The way people are responding to this, and then hyperbolizing each other, just looks like mob mentality. I'm certain this will be downvoted for the exact same reason. People don't want facts.

cptroot 46 minutes ago [-]
For what it's worth, if you get put on a RIF plan then you treat it like a firing. Them being on paid leave isn't them not being fired yet, it's severance.
rexpop 22 minutes ago [-]
If only were an isolated incident, and not the latest in a long train of abuses and usurpations.
somenameforme 15 minutes ago [-]
Except it's the same in literally all of these articles. Some relatively minor mistake is taken and blown up into some huge degree of maliciousness or unprecedented incompetence. People then 'social mediaize' it all by taking it at face value, and then getting each other even more riled up - exactly like a mob.

It's easy to see where this is coming from because each writer of these sort of articles likely had colleagues and/or friends who were intentionally terminated, and so they're writing with a tremendous chip on their shoulder. But they're doing a disservice to themselves because anybody who is not particularly upset by these changes is going to completely eyeroll each time another one of these articles appears, and those who are genuinely upset are increasingly living in a world detached from reality.

The end result is of course conflict and confrontation, which I suppose is the point. But I don't think this is something anybody would have ever wanted if we imagine how things might look in hindsight, before we get there.

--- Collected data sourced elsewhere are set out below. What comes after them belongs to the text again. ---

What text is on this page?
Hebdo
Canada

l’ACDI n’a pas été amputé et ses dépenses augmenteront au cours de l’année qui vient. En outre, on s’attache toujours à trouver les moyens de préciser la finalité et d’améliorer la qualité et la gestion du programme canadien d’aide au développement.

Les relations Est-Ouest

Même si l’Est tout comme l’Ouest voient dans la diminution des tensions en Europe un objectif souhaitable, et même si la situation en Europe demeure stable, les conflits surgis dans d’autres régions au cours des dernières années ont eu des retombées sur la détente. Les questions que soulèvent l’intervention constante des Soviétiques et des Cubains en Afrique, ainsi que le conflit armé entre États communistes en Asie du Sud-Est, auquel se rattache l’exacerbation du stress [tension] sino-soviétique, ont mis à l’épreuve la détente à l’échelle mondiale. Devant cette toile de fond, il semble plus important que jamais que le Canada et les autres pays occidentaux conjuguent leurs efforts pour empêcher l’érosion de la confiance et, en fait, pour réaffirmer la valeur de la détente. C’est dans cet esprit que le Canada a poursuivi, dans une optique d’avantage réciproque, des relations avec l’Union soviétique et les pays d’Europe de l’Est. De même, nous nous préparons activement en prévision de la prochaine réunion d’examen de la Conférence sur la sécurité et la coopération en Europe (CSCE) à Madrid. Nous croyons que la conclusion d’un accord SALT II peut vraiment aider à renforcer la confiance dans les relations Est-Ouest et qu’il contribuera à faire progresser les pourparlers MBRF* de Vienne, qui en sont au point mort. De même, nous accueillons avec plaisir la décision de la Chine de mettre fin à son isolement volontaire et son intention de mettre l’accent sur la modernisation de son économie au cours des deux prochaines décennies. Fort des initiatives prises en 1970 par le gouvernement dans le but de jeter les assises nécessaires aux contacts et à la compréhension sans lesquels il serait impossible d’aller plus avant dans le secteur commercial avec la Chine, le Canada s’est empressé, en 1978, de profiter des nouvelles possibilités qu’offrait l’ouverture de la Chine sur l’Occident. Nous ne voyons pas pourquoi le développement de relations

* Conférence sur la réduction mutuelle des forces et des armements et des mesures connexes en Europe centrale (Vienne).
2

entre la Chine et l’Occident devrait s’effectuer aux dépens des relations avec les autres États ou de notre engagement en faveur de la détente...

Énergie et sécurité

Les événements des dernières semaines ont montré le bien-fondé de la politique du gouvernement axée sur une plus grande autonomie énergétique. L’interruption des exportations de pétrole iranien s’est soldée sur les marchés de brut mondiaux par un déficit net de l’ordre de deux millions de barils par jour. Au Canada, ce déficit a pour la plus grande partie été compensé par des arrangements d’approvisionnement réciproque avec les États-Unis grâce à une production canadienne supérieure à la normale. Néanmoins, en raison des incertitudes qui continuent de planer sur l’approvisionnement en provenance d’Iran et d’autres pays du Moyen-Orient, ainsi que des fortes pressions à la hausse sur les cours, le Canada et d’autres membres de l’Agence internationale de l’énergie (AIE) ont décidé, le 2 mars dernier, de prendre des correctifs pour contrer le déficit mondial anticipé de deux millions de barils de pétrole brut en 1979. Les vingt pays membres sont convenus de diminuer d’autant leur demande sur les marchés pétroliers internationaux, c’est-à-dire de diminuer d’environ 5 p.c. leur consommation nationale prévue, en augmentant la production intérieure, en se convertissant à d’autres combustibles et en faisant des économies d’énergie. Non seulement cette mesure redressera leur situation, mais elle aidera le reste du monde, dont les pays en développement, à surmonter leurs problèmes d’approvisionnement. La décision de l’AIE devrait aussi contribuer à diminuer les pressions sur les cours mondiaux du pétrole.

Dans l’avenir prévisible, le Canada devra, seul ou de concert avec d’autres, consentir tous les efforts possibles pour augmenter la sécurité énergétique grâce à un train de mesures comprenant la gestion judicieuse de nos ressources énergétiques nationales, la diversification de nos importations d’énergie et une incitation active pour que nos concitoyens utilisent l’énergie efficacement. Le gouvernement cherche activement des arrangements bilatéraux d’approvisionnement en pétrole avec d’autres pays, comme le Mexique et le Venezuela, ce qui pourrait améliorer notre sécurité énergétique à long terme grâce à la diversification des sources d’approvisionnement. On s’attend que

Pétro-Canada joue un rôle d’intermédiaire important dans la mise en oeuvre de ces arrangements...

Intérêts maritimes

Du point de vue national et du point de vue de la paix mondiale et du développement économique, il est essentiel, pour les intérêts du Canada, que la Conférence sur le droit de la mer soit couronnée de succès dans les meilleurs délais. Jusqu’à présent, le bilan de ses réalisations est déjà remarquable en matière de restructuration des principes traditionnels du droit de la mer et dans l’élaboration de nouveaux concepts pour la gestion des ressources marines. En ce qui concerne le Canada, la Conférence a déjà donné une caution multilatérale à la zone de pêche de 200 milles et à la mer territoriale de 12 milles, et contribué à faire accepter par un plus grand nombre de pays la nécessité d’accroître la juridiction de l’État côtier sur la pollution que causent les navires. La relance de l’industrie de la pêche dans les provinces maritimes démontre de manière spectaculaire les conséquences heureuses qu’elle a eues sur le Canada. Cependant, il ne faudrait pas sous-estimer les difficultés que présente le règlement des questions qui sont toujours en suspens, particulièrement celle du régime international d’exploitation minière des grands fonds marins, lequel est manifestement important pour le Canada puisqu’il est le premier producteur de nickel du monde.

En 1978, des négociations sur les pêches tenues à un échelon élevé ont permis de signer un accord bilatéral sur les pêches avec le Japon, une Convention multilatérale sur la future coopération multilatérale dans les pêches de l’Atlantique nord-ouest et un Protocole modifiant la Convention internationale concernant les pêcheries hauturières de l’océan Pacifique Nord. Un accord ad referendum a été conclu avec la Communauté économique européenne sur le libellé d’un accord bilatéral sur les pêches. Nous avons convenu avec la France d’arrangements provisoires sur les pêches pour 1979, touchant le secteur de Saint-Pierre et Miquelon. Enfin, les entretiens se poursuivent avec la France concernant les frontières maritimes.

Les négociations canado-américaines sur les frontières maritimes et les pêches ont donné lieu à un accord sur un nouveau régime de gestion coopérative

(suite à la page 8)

stonogo 17 minutes ago [-]
You're not getting downvoted because "people don't want facts" but because your list is misleadingly incomplete or, in some instances, wrong.

- The workers were put on paid leave pending termination, for procedural reasons (they could not legally be fired immediately).

- Only ten were reinstated, and nobody knows why. The agency that reinstated them (NINDS) is not the same agency that issued the firing (HHS directly)

- The staff in question were explicitly told a "computer error" (quotes as such in the article) led to their termination notices.

This is not how a functioning management system works. It's also not an effective way to operate a government research program. There's no hyperbole here; it's just bad work.

somenameforme 2 minutes ago [-]
Look at the comments in this post. People think they were fired, because that's what the article claims. You have people in the top post of this thread social mediaizing each other about how now they'll get to renegotiate their contracts and all this nonsense. Except none of this is true. Similarly, look at how everybody is interpreting "coding error." As the editor certainly intended, everybody is just assuming it means programming, and just jumping off the deep end from there.

Everything I have said would lead a person reading it to understand the facts with near to complete accuracy (I do agree I should have added that they were put on paid leave pending dismissal). Yet in this thread people are discussing the article with basically 0% accuracy, so far as the facts are concerned.